The time standards-loving web developers have been anticipating for months is nearly upon us: Microsoft has made available the Release Candidate (RC) of their new Internet Explorer 9 web browser, the final release before the production release is made.

There’s no one major feature headlining this release, unlike the Platform Previews and Beta that went before it. Instead Microsoft is claiming gains across the board, most notably (according to them) “faster with real world sites”, a thinly-veiled jab at other browser vendor’s fanfare over the speed of their browsers (i.e. Google Chrome). Cat-fighting aside, Microsoft’s Corporate Vice President for Internet Explorer (yes that title exists) Deam Hachamovitch claims a practice called “scenario tuning” should enable faster responses from sites heavy on client-side processing, as well as some compiler opitimisations and memory use redutions.

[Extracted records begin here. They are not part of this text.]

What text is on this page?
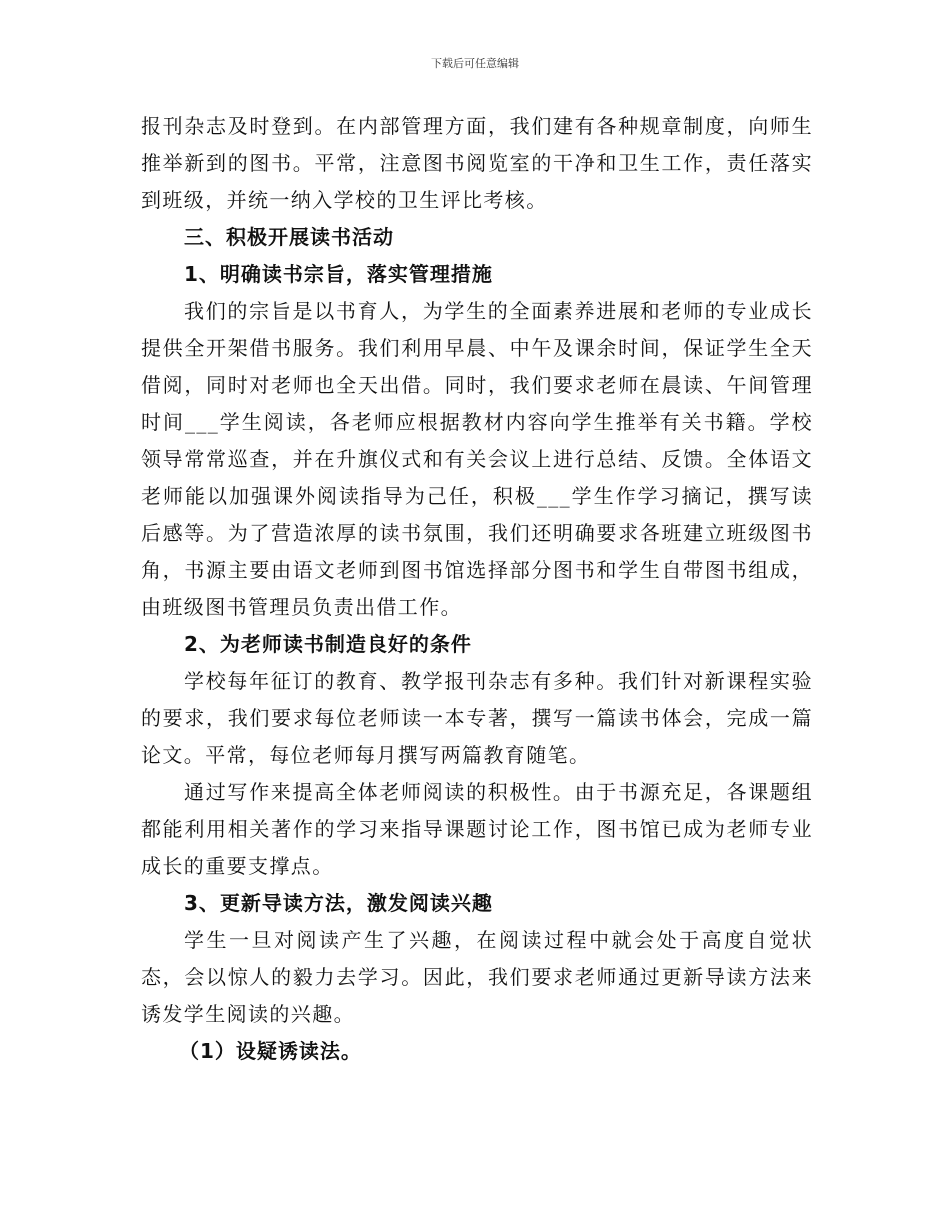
下载后可任意编辑

报刊杂志及时登到。在内部管理方面，我们建有各种规章制度，向师生推举新到的图书。平常，注意图书阅览室的干净和卫生工作，责任落实到班级，并统一纳入学校的卫生评比考核。

三、积极开展读书活动

1、明确读书宗旨，落实管理措施

我们的宗旨是以书育人，为学生的全面素养进展和老师的专业成长提供全开架借书服务。我们利用早晨、中午及课余时间，保证学生全天借阅，同时对老师也全天出借。同时，我们要求老师在晨读、午间管理时间___学生阅读，各老师应根据教材内容向学生推举有关书籍。学校领导常常巡查，并在升旗仪式和有关会议上进行总结、反馈。全体语文老师能以加强课外阅读指导为己任，积极___学生作学习摘记，撰写读后感等。为了营造浓厚的读书氛围，我们还明确要求各班建立班级图书角，书源主要由语文老师到图书馆选择部分图书和学生自带图书组成，由班级图书管理员负责出借工作。

2、为老师读书制造良好的条件

学校每年征订的教育、教学报刊杂志有多种。我们针对新课程实验的要求，我们要求每位老师读一本专著，撰写一篇读书体会，完成一篇论文。平常，每位老师每月撰写两篇教育随笔。

通过写作来提高全体老师阅读的积极性。由于书源充足，各课题组都能利用相关著作的学习来指导课题讨论工作，图书馆已成为老师专业成长的重要支撑点。

3、更新导读方法，激发阅读兴趣

学生一旦对阅读产生了兴趣，在阅读过程中就会处于高度自觉状态，会以惊人的毅力去学习。因此，我们要求老师通过更新导读方法来诱发学生阅读的兴趣。

（1）设疑诱读法。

Once you cut through the fluffy features, there are some interesting developments from a web builder’s perspective. The caching on the networking has been overhauled to provide better performance; the JavaScript geolocation API has been enabled; and, most interestingly, there is support for enabling WebM video through the installation of a separate codec.

Try it out with a download from the IE 9 site. There’s no word yet on whether it cheats at browser benchmarks, though.